Soleil vert

Couverture Soleil vert

Titre :

Titre VO : Make room ! Make room ! 

Auteur: Harry Harrison

Traducteur: Sébastien Guillot

Editeur: J'ai lu

ISBN : 9782290079416

Pages : 347

Date de publication française : 9 mai 2016

Résumé :  New York — Août 1999. Au milieu d'une population de trente-cinq millions d'hommes qui a retrouvé les Fléaux et les Grandes Peurs du Moyen Age, un jeune policier, Andrew Rusch, recherche l'auteur du meurtre de Mike O'Brien, un des gros bonnets du marché noir. Mais pourquoi poursuivre un criminel quand on sait que la victime méritait mille fois la mort ? Comment faire respecter la « loi et l'ordre » quand on est soi-même talonné par la solitude, l'angoisse et le désespoir ? Au cours d'une enquête mouvementée, alors qu'à la veille de l'an 2000 la ville est infestée par les Prophètes du Malheur, Andrew Rusch va découvrir sur quoi se fonde la Puissance des Maîtres du Futur.

Du même auteur : Le monde de la mort, Ratinox, 3 nouvelles de l'an 2000, L'univers captif, Prométhée en orbite

Début du livre :"En décembre 1950, le Président des Etats-Unis, Dwight D. Eisenhower déclarait "Aussi longtemps que je serai là, ce gouvernement n'aura pas de doctrine politique ferme sur le problème du contrôle des naissances. Ce n'est pas notre affaire." Depuis cette époque, ça n'a été l'affaire d'aucun autre gouvernement américain."

Je vais commencer par une évidence : Soleil vert est un classique.

Tout comme un épisode de Columbo, nous savons directement qui est l’assassin. Cela n’enlève rien à l’histoire. On suit les aventures d’Andy, ses doutes, son histoire d’amour, ses désirs. Il ne comprend pas pourquoi ce meurtre est-il si important alors qu’il y en a des dizaines par jour qui passe à la trappe. Cette enquête n’est qu’un prétexte de l’auteur pour nous offrir sa vision bien pessimiste de l’avenir.
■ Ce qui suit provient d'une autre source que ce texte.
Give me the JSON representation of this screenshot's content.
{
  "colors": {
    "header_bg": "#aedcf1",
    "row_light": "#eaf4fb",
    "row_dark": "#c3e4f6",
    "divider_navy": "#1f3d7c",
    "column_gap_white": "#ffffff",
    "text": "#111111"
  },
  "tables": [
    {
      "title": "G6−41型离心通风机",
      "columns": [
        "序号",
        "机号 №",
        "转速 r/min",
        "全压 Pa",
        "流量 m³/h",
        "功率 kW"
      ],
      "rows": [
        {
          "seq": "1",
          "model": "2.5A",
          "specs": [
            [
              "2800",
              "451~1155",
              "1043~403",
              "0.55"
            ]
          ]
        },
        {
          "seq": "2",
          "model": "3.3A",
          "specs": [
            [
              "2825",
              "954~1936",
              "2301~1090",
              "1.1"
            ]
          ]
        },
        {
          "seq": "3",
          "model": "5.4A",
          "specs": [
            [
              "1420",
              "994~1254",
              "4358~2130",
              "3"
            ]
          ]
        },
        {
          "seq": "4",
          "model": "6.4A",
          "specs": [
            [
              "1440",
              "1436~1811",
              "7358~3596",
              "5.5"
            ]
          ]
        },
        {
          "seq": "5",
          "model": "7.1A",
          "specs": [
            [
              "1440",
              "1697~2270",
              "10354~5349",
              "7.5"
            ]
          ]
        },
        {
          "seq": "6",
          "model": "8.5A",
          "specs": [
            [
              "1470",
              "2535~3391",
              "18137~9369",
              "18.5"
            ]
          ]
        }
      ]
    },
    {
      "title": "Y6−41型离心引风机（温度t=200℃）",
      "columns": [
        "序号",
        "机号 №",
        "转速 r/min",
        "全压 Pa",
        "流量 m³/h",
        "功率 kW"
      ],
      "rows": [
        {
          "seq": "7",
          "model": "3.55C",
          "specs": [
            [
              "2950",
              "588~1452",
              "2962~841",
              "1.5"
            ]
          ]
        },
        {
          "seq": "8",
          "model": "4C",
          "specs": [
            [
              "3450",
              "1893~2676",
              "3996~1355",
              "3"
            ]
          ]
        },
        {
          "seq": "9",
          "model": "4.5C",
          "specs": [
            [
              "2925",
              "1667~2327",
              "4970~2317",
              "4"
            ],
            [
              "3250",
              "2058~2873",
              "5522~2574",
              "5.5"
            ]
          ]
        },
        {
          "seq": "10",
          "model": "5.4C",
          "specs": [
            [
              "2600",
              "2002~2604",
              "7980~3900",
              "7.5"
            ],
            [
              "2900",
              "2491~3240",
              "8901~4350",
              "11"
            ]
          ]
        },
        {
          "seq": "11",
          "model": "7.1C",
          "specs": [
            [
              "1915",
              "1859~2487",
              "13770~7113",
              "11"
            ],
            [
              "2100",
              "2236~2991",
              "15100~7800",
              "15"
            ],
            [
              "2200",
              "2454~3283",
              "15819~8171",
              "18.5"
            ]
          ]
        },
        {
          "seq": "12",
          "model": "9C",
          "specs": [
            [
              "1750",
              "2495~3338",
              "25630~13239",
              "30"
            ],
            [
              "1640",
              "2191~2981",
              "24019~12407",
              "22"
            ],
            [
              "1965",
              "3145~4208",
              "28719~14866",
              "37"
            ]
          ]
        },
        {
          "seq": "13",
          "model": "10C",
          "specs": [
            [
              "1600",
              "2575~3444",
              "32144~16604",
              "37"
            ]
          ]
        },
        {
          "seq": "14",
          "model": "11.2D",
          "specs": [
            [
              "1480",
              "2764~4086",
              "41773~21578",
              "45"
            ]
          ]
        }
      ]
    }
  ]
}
Ce roman est une dystopie qui prend pour thème la crise écologique. L’auteur veut pointer du doigt les dérives d’un système qui amène l’homme vers son propre trépas. La surpopulation, l’absence de vivres, le rationnement, le soleil qui tape : tout cela nous offre une toile de fond bien déprimante qui nous met tout de suite dans l’ambiance. L’univers post apocalyptique qui nous est décrit peut être qualifié de visionnaire. Ce livre a été écrit en 1966 et il est toujours d’actualité. L’action se passe à la veille de l’an 2000, date qui a toujours fait frémir quand on l’évoquait.

Le plus gros reproche que j’ai à faire sur ce roman concerne sa fin. Elle nous laisse sur le carreau. C’est dommage. Mais mon jugement est peut être biaisé par le film.

"Rien n'est jamais si simple quand il s'agit de trouver une réponse. Tout le monde a un avis sur tout, et tout le monde l'estime meilleur que celui des autres. C'est toute l'histoire de la race humaine."

Le pour

  • Histoire toujours d'actualité
  • Visionnaire

  • Ecriture agréable

Le contre?

  • Trop court
  • Nous laisse sur notre fin

 

Pour conclure,

Ne vous attendez pas à retrouver le film dans cet ouvrage (qui d’ailleurs se passe en 2022). Il est tellement différent qu’on se demande si les scénaristes ont lu le roman. Harry Harrison fut si déçu de cette expérience qu’il refusa par la suite que ces romans soient adaptés au cinéma.

Ma note : 4/5

Let's go pour une prochaine lecture!